Die frühesten Zeugnisse visueller Darstellungen durch Menschenhand, die Höhlenmalereien, bilden klar erkennbar die Umwelt des Menschen und ihre Bewohner ab. Hinter den Bildern stand also die Idee, Abbilder zu schaffen. Aber wir müssen zwischen dem Bild als Idee und dem technischen Trägermedium eines Bildes unterscheiden. Die Medien der ersten menschengemachten Bilder waren Fels und Wand. Über die Jahrhunderte hinweg wanderte die Idee des Bildes von einem technischen Gastmedium zum nächsten, von der Wand zur Leinwand. Mit diesem Prozess änderten sich auch die technischen Eigenschaften und Charakteristika des Bildes.

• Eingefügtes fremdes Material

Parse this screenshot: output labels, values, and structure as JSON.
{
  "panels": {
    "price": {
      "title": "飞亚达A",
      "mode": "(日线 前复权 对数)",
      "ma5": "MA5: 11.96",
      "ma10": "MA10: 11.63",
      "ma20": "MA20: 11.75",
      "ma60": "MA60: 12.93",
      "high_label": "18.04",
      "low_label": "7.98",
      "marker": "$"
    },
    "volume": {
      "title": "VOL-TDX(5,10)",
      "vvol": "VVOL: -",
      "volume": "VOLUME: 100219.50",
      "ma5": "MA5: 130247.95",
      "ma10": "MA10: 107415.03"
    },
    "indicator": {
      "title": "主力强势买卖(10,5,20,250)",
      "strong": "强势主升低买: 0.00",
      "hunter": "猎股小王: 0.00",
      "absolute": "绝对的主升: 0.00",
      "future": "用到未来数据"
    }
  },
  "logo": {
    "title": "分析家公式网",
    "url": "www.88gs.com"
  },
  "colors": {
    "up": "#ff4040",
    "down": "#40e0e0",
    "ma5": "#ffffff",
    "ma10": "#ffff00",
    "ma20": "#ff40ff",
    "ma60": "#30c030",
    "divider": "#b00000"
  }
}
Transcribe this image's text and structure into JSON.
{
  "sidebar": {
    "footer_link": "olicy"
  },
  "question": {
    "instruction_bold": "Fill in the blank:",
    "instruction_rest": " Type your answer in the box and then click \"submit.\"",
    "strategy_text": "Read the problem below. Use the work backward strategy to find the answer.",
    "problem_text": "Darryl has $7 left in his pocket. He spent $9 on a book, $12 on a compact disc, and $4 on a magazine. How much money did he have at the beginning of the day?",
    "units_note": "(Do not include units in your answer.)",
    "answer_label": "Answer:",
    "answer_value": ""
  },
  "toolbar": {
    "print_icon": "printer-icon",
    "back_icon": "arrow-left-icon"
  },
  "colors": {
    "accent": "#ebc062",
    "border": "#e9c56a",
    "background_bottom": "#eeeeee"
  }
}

War das Fresko panoramisch und lebensgroß, so war das Bild auf der Leinwand nur ein Fenster zur Welt, ein eingefrorenes Fenster gar, ein kleiner Rahmen. Hier sei anzumerken, dass bereits Leon Battista Alberti in seiner Schrift De pictura (1435) den Malern nahegelegt hatte, den Rahmen des Bildes als offenes Fenster zu betrachten. Während der letzten 500 Jahre blieb die Metapher vom Bild als Fenster ein zentrales Konzept: für Malerei und Fotografie über Fernsehgerät und Videomonitor bis hin zum Film und, nicht zuletzt, zum Computerbildschirm, der umso mehr als Fenster wahrgenommen wird, seit „Windows“ zum Markennamen eines bekannten Betriebssystems wurde. Die neuesten digitalen Technologien haben es möglich gemacht, das Konzept des Bildes durch neue technische Trägermedien in viele Richtungen auszuweiten.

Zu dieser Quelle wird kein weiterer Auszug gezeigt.